UNESCO reported that already this year, over 70 journalists were killed. Nine out of 10 killings go unpunished. UNESCO said that while the global impunity rate for journalists killings remains unacceptably high, it represents an 9 percentage points reduction in the rate of impunity since 2012 when the United Nations launched its Plan of Action on the Safety of Journalists. (Read the report available in multiple languages here.)
The reports highlighted that:
- Of the 117 journalists killed in 2020-21, 91 or 78% were killed while off the clock, for example, at home, in their vehicles or in the street but not on a specific assignment. Several were killed in front of family members, including their children.
- The last year has also seen the number of killed women journalists rising from 6-11% of the total, a worrying trend continuing this year.
- In the 2020-2021 period, 6 journalists were killed while covering protests, riots or demonstrations. This confirms the trend identified in the previous Director-General’s Report which noted a rise in the number of journalists killed in such contexts.

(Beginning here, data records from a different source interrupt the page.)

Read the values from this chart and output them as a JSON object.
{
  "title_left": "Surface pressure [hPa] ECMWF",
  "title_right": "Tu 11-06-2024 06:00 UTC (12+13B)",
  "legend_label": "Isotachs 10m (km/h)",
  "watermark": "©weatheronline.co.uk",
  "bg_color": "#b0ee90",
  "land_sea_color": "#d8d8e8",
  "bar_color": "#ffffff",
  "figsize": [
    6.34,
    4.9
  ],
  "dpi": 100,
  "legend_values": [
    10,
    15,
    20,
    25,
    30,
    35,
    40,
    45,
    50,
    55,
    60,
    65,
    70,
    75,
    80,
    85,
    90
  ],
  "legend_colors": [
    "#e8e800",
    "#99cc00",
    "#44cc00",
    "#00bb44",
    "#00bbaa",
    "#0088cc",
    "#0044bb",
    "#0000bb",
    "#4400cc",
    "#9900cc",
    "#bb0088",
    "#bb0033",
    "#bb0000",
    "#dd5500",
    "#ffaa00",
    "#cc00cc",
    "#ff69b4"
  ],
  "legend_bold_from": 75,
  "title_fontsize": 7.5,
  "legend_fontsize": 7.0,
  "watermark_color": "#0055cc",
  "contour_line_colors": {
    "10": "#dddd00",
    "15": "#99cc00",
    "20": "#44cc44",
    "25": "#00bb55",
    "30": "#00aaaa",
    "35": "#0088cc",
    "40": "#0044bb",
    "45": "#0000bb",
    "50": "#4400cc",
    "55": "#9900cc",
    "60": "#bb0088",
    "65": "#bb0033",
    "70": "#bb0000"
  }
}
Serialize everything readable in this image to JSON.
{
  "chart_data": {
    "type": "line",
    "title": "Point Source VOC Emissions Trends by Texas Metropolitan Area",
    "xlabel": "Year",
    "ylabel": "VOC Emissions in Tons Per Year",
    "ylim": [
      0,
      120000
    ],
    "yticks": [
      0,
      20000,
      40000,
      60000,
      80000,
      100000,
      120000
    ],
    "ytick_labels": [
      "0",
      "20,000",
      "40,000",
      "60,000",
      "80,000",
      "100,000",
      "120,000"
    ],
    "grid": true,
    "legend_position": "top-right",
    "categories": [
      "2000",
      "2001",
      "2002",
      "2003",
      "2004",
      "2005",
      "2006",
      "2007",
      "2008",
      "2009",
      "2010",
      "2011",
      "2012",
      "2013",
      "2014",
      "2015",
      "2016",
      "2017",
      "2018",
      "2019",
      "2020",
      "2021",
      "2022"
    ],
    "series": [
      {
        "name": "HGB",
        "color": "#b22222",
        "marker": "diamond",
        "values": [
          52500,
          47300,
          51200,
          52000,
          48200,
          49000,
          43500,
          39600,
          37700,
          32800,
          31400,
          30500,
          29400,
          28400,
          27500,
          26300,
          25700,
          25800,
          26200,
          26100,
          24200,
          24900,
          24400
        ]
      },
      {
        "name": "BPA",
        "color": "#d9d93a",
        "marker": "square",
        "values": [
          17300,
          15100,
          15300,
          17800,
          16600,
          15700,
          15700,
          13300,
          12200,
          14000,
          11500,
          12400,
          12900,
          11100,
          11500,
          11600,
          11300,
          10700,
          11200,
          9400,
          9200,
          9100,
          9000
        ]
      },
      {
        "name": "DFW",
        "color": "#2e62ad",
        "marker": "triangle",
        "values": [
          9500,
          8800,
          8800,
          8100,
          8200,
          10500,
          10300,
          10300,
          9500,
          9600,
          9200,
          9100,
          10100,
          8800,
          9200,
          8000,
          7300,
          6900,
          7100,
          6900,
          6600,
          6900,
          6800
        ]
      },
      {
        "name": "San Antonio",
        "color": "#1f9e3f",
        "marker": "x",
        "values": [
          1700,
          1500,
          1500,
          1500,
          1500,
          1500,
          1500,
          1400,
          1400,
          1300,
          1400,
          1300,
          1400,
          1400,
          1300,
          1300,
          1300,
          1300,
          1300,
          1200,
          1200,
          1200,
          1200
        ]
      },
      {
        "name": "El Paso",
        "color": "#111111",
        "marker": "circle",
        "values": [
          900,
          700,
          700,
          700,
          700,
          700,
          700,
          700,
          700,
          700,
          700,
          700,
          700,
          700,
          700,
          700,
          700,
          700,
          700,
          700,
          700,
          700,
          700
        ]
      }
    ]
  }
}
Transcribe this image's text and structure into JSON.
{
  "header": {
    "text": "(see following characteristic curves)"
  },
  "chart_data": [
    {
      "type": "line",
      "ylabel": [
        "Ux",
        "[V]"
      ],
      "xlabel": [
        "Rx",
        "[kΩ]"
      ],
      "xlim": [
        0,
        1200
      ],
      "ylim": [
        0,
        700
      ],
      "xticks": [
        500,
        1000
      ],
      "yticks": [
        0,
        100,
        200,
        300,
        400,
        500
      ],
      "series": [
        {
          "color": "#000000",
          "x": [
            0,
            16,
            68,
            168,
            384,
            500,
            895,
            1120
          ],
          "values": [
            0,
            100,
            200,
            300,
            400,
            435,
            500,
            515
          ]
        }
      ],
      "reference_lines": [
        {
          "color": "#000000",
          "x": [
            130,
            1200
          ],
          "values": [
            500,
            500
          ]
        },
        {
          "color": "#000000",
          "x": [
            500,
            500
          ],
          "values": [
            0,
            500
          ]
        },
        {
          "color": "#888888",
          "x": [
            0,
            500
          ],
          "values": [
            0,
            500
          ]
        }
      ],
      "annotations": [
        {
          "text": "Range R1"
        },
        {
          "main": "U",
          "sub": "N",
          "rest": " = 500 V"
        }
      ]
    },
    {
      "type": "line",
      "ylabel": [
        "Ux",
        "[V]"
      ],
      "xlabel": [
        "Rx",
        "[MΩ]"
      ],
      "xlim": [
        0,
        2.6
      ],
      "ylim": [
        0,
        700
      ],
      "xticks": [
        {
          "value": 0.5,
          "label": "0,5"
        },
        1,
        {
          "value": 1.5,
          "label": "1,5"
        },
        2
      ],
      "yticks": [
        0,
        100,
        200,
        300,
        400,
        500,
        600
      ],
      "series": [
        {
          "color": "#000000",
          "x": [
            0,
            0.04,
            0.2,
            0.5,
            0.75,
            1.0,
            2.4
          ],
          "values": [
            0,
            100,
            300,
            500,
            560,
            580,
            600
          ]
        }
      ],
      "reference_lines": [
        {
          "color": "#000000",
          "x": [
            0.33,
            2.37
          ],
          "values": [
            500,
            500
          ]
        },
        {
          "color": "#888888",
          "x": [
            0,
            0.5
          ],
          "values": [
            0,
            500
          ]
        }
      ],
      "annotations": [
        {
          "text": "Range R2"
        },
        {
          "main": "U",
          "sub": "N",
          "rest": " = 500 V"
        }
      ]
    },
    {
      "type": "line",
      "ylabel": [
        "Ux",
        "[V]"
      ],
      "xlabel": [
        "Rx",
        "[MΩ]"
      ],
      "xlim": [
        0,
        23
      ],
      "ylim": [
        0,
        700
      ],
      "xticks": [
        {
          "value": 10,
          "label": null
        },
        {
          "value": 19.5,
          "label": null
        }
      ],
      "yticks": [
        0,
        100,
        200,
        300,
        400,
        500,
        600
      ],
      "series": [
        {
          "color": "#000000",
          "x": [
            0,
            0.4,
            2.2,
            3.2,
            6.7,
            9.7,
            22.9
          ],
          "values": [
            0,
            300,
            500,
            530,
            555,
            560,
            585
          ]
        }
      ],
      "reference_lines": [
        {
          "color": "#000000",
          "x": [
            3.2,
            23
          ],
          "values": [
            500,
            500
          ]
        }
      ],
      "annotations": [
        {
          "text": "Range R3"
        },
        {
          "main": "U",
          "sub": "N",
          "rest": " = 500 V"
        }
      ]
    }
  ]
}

The International Freedom of Expression Exchange or IFEX declared November 23 as the International Day to End Impunity in 2011. The anniversary was chosen to mark the 2009 Ampatuan massacre, also known as the single deadliest attack against journalists in recent history, in which 58 individuals were murdered, including 32 journalists and media workers.
After lobbying from IFEX and various civil rights groups, the UN General Assembly proclaimed November 2 as the ‘International Day to End Impunity for Crimes against Journalists’ in its 70th plenary meeting in 2013. The date of the UN day marked the death of Ghislaine Dupont and Claude Verlon, two French journalists killed while reporting in Mali earlier that year.